We beat them down, we seem to have a victory, and then ten years later, they come up using a different set of boogeymanism. I didn't even mention the identity backdoors currently being proposed for many operating systems. They want KYC to use a computer. So, not only is your freedom of movement, your freedom of speech, and your economic agency at risk, but your access to a computer could potentially be shut off if your identity is shut off. Is that good for you? Doubt me? Google it. Look at the legislation. They're haggling over whether open-source software should use it or not.
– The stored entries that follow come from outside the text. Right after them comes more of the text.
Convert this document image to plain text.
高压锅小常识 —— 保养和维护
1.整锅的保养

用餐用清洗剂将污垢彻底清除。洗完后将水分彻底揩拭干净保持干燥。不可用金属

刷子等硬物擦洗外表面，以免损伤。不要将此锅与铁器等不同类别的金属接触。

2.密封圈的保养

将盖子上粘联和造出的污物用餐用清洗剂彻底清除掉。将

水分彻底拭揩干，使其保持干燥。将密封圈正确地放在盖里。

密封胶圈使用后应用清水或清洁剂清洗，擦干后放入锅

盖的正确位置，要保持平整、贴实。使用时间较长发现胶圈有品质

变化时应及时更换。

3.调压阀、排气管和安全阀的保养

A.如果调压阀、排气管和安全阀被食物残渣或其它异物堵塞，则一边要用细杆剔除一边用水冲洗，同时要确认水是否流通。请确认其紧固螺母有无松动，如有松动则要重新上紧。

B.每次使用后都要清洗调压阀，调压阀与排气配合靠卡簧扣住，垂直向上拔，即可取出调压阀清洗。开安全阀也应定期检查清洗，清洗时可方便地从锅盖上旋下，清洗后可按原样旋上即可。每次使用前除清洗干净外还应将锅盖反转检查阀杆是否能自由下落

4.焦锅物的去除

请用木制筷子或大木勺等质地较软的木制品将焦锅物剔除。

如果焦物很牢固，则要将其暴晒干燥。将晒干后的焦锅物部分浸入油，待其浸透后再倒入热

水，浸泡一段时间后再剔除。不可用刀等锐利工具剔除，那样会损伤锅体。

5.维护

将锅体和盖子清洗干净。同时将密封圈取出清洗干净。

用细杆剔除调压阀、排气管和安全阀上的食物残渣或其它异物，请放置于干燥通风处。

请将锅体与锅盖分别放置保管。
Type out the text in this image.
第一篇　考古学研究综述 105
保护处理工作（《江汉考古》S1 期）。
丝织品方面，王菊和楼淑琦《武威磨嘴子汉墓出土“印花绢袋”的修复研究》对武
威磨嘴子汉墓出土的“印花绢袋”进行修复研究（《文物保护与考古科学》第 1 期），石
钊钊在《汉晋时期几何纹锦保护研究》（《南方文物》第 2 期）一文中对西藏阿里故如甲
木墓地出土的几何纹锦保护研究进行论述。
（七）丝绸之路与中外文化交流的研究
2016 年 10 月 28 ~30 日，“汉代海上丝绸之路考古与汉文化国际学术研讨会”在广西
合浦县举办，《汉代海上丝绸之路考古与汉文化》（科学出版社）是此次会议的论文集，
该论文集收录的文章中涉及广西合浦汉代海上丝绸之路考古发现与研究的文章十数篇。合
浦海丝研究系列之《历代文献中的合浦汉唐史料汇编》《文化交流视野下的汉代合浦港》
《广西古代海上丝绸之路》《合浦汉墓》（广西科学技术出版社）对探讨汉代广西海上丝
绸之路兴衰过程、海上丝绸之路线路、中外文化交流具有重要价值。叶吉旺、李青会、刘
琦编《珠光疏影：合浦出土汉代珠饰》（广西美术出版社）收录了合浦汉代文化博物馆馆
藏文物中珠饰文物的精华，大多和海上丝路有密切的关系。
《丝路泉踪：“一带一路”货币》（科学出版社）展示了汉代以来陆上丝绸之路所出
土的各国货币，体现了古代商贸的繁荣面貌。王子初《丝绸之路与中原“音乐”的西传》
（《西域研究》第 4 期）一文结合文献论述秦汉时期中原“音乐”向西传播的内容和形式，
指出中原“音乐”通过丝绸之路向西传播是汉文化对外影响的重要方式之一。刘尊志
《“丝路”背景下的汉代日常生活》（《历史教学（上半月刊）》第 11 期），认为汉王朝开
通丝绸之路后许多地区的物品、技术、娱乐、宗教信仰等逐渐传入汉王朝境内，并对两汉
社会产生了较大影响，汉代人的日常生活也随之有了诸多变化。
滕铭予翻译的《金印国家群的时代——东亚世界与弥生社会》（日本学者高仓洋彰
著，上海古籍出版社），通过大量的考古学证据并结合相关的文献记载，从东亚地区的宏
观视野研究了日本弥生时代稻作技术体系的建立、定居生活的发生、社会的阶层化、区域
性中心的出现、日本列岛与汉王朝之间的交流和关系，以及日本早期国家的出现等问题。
Tell me, is iOS open source? Is Windows open source? How many people are there? Android doesn't really count; Google will comply, as will Samsung. They're forced to. Are you getting it yet? If we don't have freedom of association, commerce, and expression, we have nothing, and life won't be worth living. I don't believe some wave of robots led by an evil ASI is going to kill us all in a Terminator style, but I sure as hell believe that if we admit the status quo and stay distracted, this is the kind of stuff that's going to do us in and make work life not worth living.
That's why I'm still in the fight. That's why we got Midnight, and that's what we fight against philosophically. You and only you should own your own identity. You and only you should be your own bank, and you and only you should own your own data. No one should have this much power ever under any circumstance.